Art in America (by Clairan Ferrono)

Last year I subscribed to Art in America for the first time, and I’ve really been enjoying it.  I must admit that I mostly look at the pictures, because I often don’t understand or am uninterested in the articles — although now and again one really captures my attention.  But the pictures are worth the expense!  I bookmark the ones I want to study, and then I look up the artist on the internet.  Sometimes I see work I don’t know by old friends like Frankenthaler,  Rothko, Mitchell, Richter or  Close.

Frankenthaler Crossing 1983

Frankenthaler Crossing 1983

But more often it is younger artists whose work I am unfamiliar with such as MaryBeth Thielhelm,

Thielhelm Forest Sage Sea 2007

Thielhelm Forest Sage Sea 2007

Stuart Shils,,

Stuart Shils

Stuart Shils

Stuart Shils

Stuart Shils

or Lousie Fishman

Fishman AllNight and All Day 2008

Fishman AllNight and All Day 2008

I was delighted to come across Robert Kushner  again after reading about him in Pattern and Decoration (ed Anne Swartz).

Kushner Cherries

Kushner Cherries

And when I checked out

Albert Oehlen at the Luhring Augustine site

I discovered a gallery that fascinates me – it’s like architecture.  Plus I like  or am interested in or intrigued by a lot of the work in the archives.

As an added bonus some photographs of Greenland set me on an internet hunt which led me to Ultima Thule (literally the ends of the earth) and this site     ( I must admit to being somewhat obsessed by Greenland.)



As a group we fiber artists can be very close knit 🙂 which is generally great, but can lead to insularity and inadvertant similarities in work.  I find it helps me tremendously to simply look outside my comfort zone and see what’s happening in the art world today.

7 Responses to “Art in America (by Clairan Ferrono)”

  1. 1 Irvin Mcgee May 4, 2009 at 1:14 pm

    Hey Nice blog here I’m adding it to my rss feeder, hope you update often!

  2. 2 Olga May 4, 2009 at 7:29 am

    I agree with so much of what you say in this post. I do not subscribe to Art in America but buy it from time to time, dipping in, or plunging into intese study. And yes, the ads are just as nutritous as the articles.

    I agree about it being important to range over disciplines. I used to subscribe to Sculpture magazine before the exchange rate made it too costly for me. I found it one of the few mags which I read from cover to cover. Another in that category is the Australian Craft Arts:
    As well as sculpture, ceramics is another love of mine, and I buy Ceramic Review magazine once or twice a year when the contents attract me.

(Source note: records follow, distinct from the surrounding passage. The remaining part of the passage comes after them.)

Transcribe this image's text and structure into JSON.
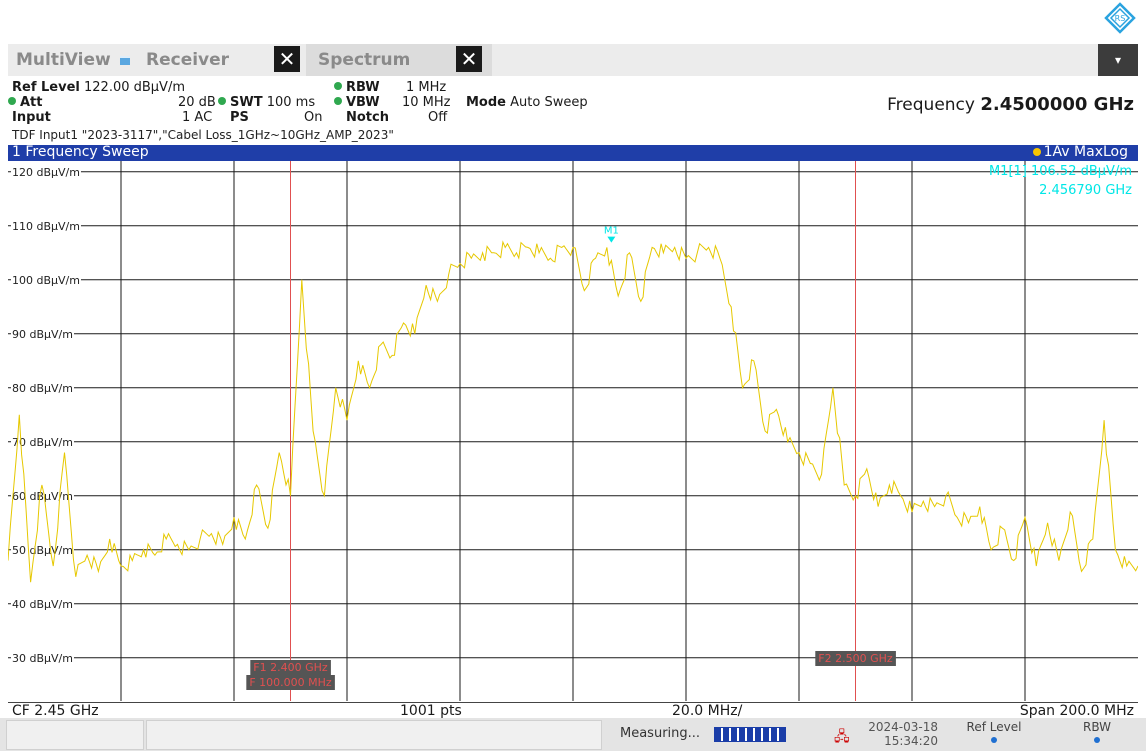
{
  "tabs": {
    "multiview": "MultiView",
    "receiver": "Receiver",
    "spectrum": "Spectrum",
    "close_glyph": "✕",
    "dropdown_glyph": "▾"
  },
  "params": {
    "ref_level_label": "Ref Level",
    "ref_level_value": "122.00 dBµV/m",
    "att_label": "Att",
    "att_value": "20 dB",
    "input_label": "Input",
    "input_value": "1 AC",
    "swt_label": "SWT",
    "swt_value": "100 ms",
    "ps_label": "PS",
    "ps_value": "On",
    "rbw_label": "RBW",
    "rbw_value": "1 MHz",
    "vbw_label": "VBW",
    "vbw_value": "10 MHz",
    "notch_label": "Notch",
    "notch_value": "Off",
    "mode_label": "Mode",
    "mode_value": "Auto Sweep",
    "frequency_label": "Frequency",
    "frequency_value": "2.4500000 GHz",
    "tdf_line": "TDF Input1 \"2023-3117\",\"Cabel Loss_1GHz~10GHz_AMP_2023\""
  },
  "diagram": {
    "title": "1 Frequency Sweep",
    "trace_label": "1Av MaxLog",
    "marker_readout_1": "M1[1] 106.52 dBµV/m",
    "marker_readout_2": "2.456790 GHz",
    "marker_name": "M1",
    "limit_box_left_1": "F1 2.400 GHz",
    "limit_box_left_2": "F 100.000 MHz",
    "limit_box_right": "F2 2.500 GHz"
  },
  "footer": {
    "cf": "CF 2.45 GHz",
    "pts": "1001 pts",
    "div": "20.0 MHz/",
    "span": "Span 200.0 MHz"
  },
  "status": {
    "measuring": "Measuring...",
    "date": "2024-03-18",
    "time": "15:34:20",
    "ref_level": "Ref Level",
    "rbw": "RBW"
  },
  "colors": {
    "trace": "#e6c800",
    "marker": "#00e6e6",
    "limit_line": "#e05050",
    "header_blue": "#1f3ea8"
  },
  "chart_data": {
    "type": "line",
    "x_unit": "GHz",
    "y_unit": "dBµV/m",
    "xlim": [
      2.35,
      2.55
    ],
    "ylim": [
      22,
      122
    ],
    "y_ticks": [
      "120 dBµV/m",
      "110 dBµV/m",
      "100 dBµV/m",
      "90 dBµV/m",
      "80 dBµV/m",
      "70 dBµV/m",
      "60 dBµV/m",
      "50 dBµV/m",
      "40 dBµV/m",
      "30 dBµV/m"
    ],
    "y_tick_values": [
      120,
      110,
      100,
      90,
      80,
      70,
      60,
      50,
      40,
      30
    ],
    "vertical_lines_GHz": [
      2.4,
      2.5
    ],
    "marker": {
      "name": "M1",
      "x": 2.45679,
      "y": 106.52
    },
    "series": [
      {
        "x": [
          2.35,
          2.352,
          2.354,
          2.356,
          2.358,
          2.36,
          2.362,
          2.364,
          2.366,
          2.368,
          2.37,
          2.372,
          2.374,
          2.376,
          2.378,
          2.38,
          2.382,
          2.384,
          2.386,
          2.388,
          2.39,
          2.392,
          2.394,
          2.396,
          2.398,
          2.4,
          2.402,
          2.404,
          2.406,
          2.408,
          2.41,
          2.412,
          2.414,
          2.416,
          2.418,
          2.42,
          2.422,
          2.424,
          2.426,
          2.428,
          2.43,
          2.432,
          2.434,
          2.436,
          2.438,
          2.44,
          2.442,
          2.444,
          2.446,
          2.448,
          2.45,
          2.452,
          2.454,
          2.456,
          2.458,
          2.46,
          2.462,
          2.464,
          2.466,
          2.468,
          2.47,
          2.472,
          2.474,
          2.476,
          2.478,
          2.48,
          2.482,
          2.484,
          2.486,
          2.488,
          2.49,
          2.492,
          2.494,
          2.496,
          2.498,
          2.5,
          2.502,
          2.504,
          2.506,
          2.508,
          2.51,
          2.512,
          2.514,
          2.516,
          2.518,
          2.52,
          2.522,
          2.524,
          2.526,
          2.528,
          2.53,
          2.532,
          2.534,
          2.536,
          2.538,
          2.54,
          2.542,
          2.544,
          2.546,
          2.548,
          2.55
        ],
        "y": [
          48,
          75,
          44,
          62,
          47,
          68,
          45,
          49,
          46,
          52,
          47,
          48,
          50,
          49,
          52,
          51,
          50,
          52,
          53,
          51,
          56,
          52,
          62,
          54,
          68,
          60,
          100,
          72,
          60,
          80,
          74,
          85,
          80,
          88,
          86,
          92,
          90,
          99,
          96,
          101,
          103,
          104,
          105,
          105,
          106,
          105,
          106,
          105,
          104,
          106,
          106,
          98,
          104,
          106,
          97,
          105,
          96,
          106,
          105,
          106,
          104,
          105,
          106,
          104,
          95,
          80,
          85,
          72,
          76,
          70,
          68,
          66,
          64,
          80,
          62,
          60,
          65,
          58,
          62,
          60,
          57,
          59,
          58,
          60,
          56,
          55,
          58,
          50,
          54,
          48,
          56,
          47,
          55,
          48,
          57,
          46,
          52,
          74,
          50,
          47,
          47
        ]
      }
    ]
  }
}
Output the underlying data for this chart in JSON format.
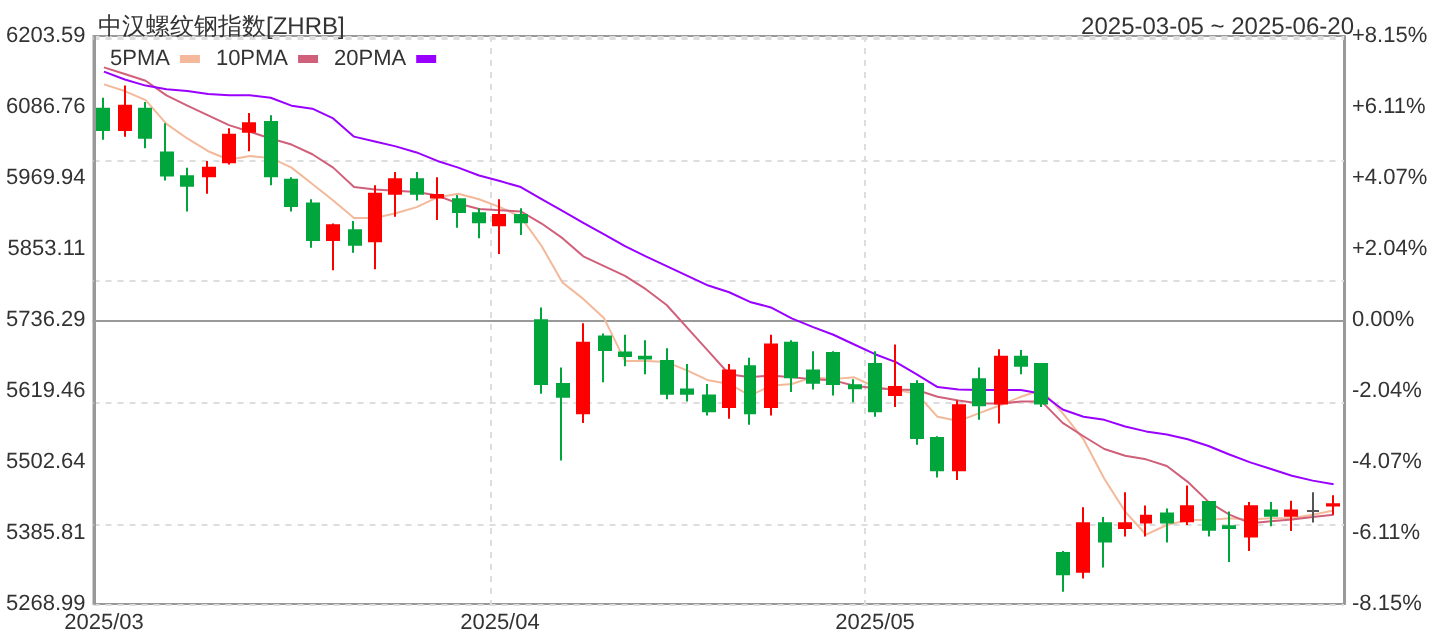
{
  "chart_data": {
    "type": "candlestick",
    "title": "中汉螺纹钢指数[ZHRB]",
    "subtitle": "2025-03-05 ~ 2025-06-20",
    "categories": [
      "2025/03",
      null,
      null,
      null,
      null,
      null,
      null,
      null,
      null,
      null,
      null,
      null,
      null,
      null,
      null,
      null,
      null,
      null,
      null,
      "2025/04",
      null,
      null,
      null,
      null,
      null,
      null,
      null,
      null,
      null,
      null,
      null,
      null,
      null,
      null,
      null,
      null,
      null,
      "2025/05",
      null,
      null,
      null,
      null,
      null,
      null,
      null,
      null,
      null,
      null,
      null,
      null,
      null,
      null,
      null,
      null,
      null,
      null,
      null,
      null,
      null,
      null
    ],
    "series": [
      {
        "type": "candlestick",
        "ohlc": [
          [
            6084,
            6102,
            6033,
            6049
          ],
          [
            6049,
            6122,
            6038,
            6089
          ],
          [
            6084,
            6095,
            6019,
            6036
          ],
          [
            6012,
            6060,
            5966,
            5974
          ],
          [
            5973,
            5987,
            5915,
            5957
          ],
          [
            5973,
            5998,
            5944,
            5987
          ],
          [
            5996,
            6052,
            5992,
            6041
          ],
          [
            6046,
            6077,
            6014,
            6060
          ],
          [
            6062,
            6073,
            5958,
            5973
          ],
          [
            5967,
            5971,
            5915,
            5924
          ],
          [
            5928,
            5935,
            5855,
            5868
          ],
          [
            5868,
            5895,
            5818,
            5892
          ],
          [
            5884,
            5899,
            5847,
            5860
          ],
          [
            5866,
            5958,
            5820,
            5944
          ],
          [
            5944,
            5980,
            5906,
            5968
          ],
          [
            5968,
            5980,
            5933,
            5944
          ],
          [
            5938,
            5971,
            5901,
            5942
          ],
          [
            5935,
            5942,
            5888,
            5914
          ],
          [
            5912,
            5920,
            5871,
            5897
          ],
          [
            5892,
            5935,
            5845,
            5909
          ],
          [
            5909,
            5920,
            5876,
            5897
          ],
          [
            5736,
            5757,
            5615,
            5631
          ],
          [
            5631,
            5658,
            5505,
            5610
          ],
          [
            5583,
            5731,
            5567,
            5699
          ],
          [
            5709,
            5714,
            5634,
            5687
          ],
          [
            5683,
            5712,
            5660,
            5677
          ],
          [
            5676,
            5703,
            5647,
            5673
          ],
          [
            5669,
            5690,
            5606,
            5615
          ],
          [
            5622,
            5664,
            5602,
            5615
          ],
          [
            5612,
            5631,
            5579,
            5586
          ],
          [
            5593,
            5664,
            5574,
            5653
          ],
          [
            5660,
            5674,
            5564,
            5583
          ],
          [
            5593,
            5712,
            5579,
            5696
          ],
          [
            5699,
            5703,
            5618,
            5642
          ],
          [
            5653,
            5685,
            5622,
            5633
          ],
          [
            5682,
            5685,
            5612,
            5631
          ],
          [
            5629,
            5639,
            5601,
            5624
          ],
          [
            5664,
            5685,
            5577,
            5586
          ],
          [
            5613,
            5696,
            5593,
            5626
          ],
          [
            5631,
            5637,
            5531,
            5542
          ],
          [
            5542,
            5545,
            5477,
            5489
          ],
          [
            5489,
            5604,
            5473,
            5596
          ],
          [
            5639,
            5658,
            5572,
            5596
          ],
          [
            5599,
            5688,
            5566,
            5676
          ],
          [
            5676,
            5687,
            5647,
            5661
          ],
          [
            5664,
            5664,
            5593,
            5599
          ],
          [
            5353,
            5356,
            5289,
            5318
          ],
          [
            5322,
            5428,
            5311,
            5402
          ],
          [
            5402,
            5412,
            5329,
            5372
          ],
          [
            5394,
            5453,
            5380,
            5402
          ],
          [
            5403,
            5431,
            5380,
            5414
          ],
          [
            5418,
            5426,
            5370,
            5403
          ],
          [
            5405,
            5464,
            5399,
            5430
          ],
          [
            5437,
            5437,
            5380,
            5391
          ],
          [
            5397,
            5421,
            5338,
            5394
          ],
          [
            5380,
            5437,
            5356,
            5430
          ],
          [
            5423,
            5437,
            5397,
            5414
          ],
          [
            5414,
            5439,
            5389,
            5423
          ],
          [
            5422,
            5453,
            5403,
            5422
          ],
          [
            5431,
            5448,
            5416,
            5433
          ]
        ],
        "colors": [
          "#00a53c",
          "#ff0000",
          "#00a53c",
          "#00a53c",
          "#00a53c",
          "#ff0000",
          "#ff0000",
          "#ff0000",
          "#00a53c",
          "#00a53c",
          "#00a53c",
          "#ff0000",
          "#00a53c",
          "#ff0000",
          "#ff0000",
          "#00a53c",
          "#ff0000",
          "#00a53c",
          "#00a53c",
          "#ff0000",
          "#00a53c",
          "#00a53c",
          "#00a53c",
          "#ff0000",
          "#00a53c",
          "#00a53c",
          "#00a53c",
          "#00a53c",
          "#00a53c",
          "#00a53c",
          "#ff0000",
          "#00a53c",
          "#ff0000",
          "#00a53c",
          "#00a53c",
          "#00a53c",
          "#00a53c",
          "#00a53c",
          "#ff0000",
          "#00a53c",
          "#00a53c",
          "#ff0000",
          "#00a53c",
          "#ff0000",
          "#00a53c",
          "#00a53c",
          "#00a53c",
          "#ff0000",
          "#00a53c",
          "#ff0000",
          "#ff0000",
          "#00a53c",
          "#ff0000",
          "#00a53c",
          "#00a53c",
          "#ff0000",
          "#00a53c",
          "#ff0000",
          "#555555",
          "#ff0000"
        ]
      },
      {
        "type": "line",
        "name": "5PMA",
        "color": "#f4b89a",
        "values": [
          6124,
          6113,
          6098,
          6059,
          6035,
          6014,
          6000,
          6006,
          6003,
          5987,
          5960,
          5933,
          5904,
          5904,
          5912,
          5922,
          5938,
          5944,
          5935,
          5922,
          5906,
          5858,
          5798,
          5771,
          5739,
          5669,
          5669,
          5667,
          5653,
          5637,
          5631,
          5612,
          5628,
          5631,
          5642,
          5639,
          5642,
          5626,
          5621,
          5615,
          5577,
          5570,
          5583,
          5596,
          5610,
          5621,
          5583,
          5540,
          5475,
          5421,
          5383,
          5399,
          5407,
          5407,
          5410,
          5408,
          5410,
          5410,
          5416,
          5423
        ]
      },
      {
        "type": "line",
        "name": "10PMA",
        "color": "#d0607a",
        "values": [
          6152,
          6141,
          6130,
          6106,
          6089,
          6073,
          6057,
          6046,
          6035,
          6025,
          6009,
          5987,
          5955,
          5951,
          5949,
          5947,
          5941,
          5928,
          5919,
          5917,
          5915,
          5895,
          5871,
          5841,
          5825,
          5809,
          5787,
          5761,
          5723,
          5685,
          5647,
          5642,
          5645,
          5642,
          5639,
          5637,
          5628,
          5624,
          5622,
          5621,
          5610,
          5604,
          5599,
          5599,
          5602,
          5602,
          5567,
          5545,
          5524,
          5513,
          5507,
          5496,
          5470,
          5437,
          5416,
          5402,
          5405,
          5408,
          5412,
          5416
        ]
      },
      {
        "type": "line",
        "name": "20PMA",
        "color": "#9900ff",
        "values": [
          6145,
          6132,
          6122,
          6116,
          6113,
          6108,
          6106,
          6106,
          6102,
          6089,
          6084,
          6068,
          6038,
          6030,
          6022,
          6012,
          5998,
          5987,
          5974,
          5965,
          5955,
          5935,
          5916,
          5896,
          5877,
          5858,
          5841,
          5825,
          5809,
          5793,
          5782,
          5766,
          5757,
          5739,
          5725,
          5712,
          5696,
          5680,
          5667,
          5647,
          5626,
          5622,
          5621,
          5621,
          5621,
          5615,
          5589,
          5577,
          5572,
          5561,
          5553,
          5548,
          5540,
          5529,
          5515,
          5502,
          5491,
          5480,
          5472,
          5466
        ]
      }
    ],
    "ylim": [
      5268.99,
      6203.59
    ],
    "yticks": [
      5268.99,
      5385.81,
      5502.64,
      5619.46,
      5736.29,
      5853.11,
      5969.94,
      6086.76,
      6203.59
    ],
    "y2lim": [
      -8.15,
      8.15
    ],
    "y2ticks": [
      {
        "value": -8.15,
        "label": "-8.15%"
      },
      {
        "value": -6.11,
        "label": "-6.11%"
      },
      {
        "value": -4.07,
        "label": "-4.07%"
      },
      {
        "value": -2.04,
        "label": "-2.04%"
      },
      {
        "value": 0,
        "label": "0.00%"
      },
      {
        "value": 2.04,
        "label": "+2.04%"
      },
      {
        "value": 4.07,
        "label": "+4.07%"
      },
      {
        "value": 6.11,
        "label": "+6.11%"
      },
      {
        "value": 8.15,
        "label": "+8.15%"
      }
    ],
    "grid": true,
    "legend": "top left",
    "marker": "none"
  }
}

    A good magazine is a glorious resource, especially as a springboard for internet exploration, as you say. Coincidentally, I too am drawn to things Arctic, and rising up my Amazon wish list is The Ice Museum: In Search of the Lost Land of Thule by Joanna Kavenna. So we fibre folks can be close knit even in our diversity!

  3. 3 clairan May 2, 2009 at 6:58 pm

    I’m sure she’s the idol of many of us — and we’re rarely idle! But seriously, it’s wonderful to come across her work when you don’t expect it!

  4. 4 fractalista2005 May 2, 2009 at 3:58 pm

    too bad we can’t edit – I meant Frankenthaler was my “idol” not idle – lolol. A senior moment for sure!

  5. 5 fractalista2005 May 2, 2009 at 3:56 pm

    I subscribed to Art in America for many years, then they sort of “lost” me – and I tried Art Forum for a while, then Art News came on the scene. While I’m a mixed media artist, which includes a large portion of fiber, I started out as a painter so I’m always interested in what is au currant in the mainstream artstream. I love the artists’ work you selected to mention – especially the paintings by Shils. But Frankenthaler – my all time favorite – have many books about her as she was my idle while I was working on my BFA – gave me feminist hope!

    Artfully speaking,
    Anna Rice – Tampa FL

  6. 6 clairan May 2, 2009 at 12:11 pm

    Oh yes, I absolutely look closely at the ads.

  7. 7 eileen May 2, 2009 at 7:36 am

    I’ve been subscribing for a couple of years. They did a major overhaul of the magazine a few months ago and it is a bit less dense. This is one of the few publications where I scrutinize the ads as much as the articles. It is a good way to see what’s being shown in the broader art world.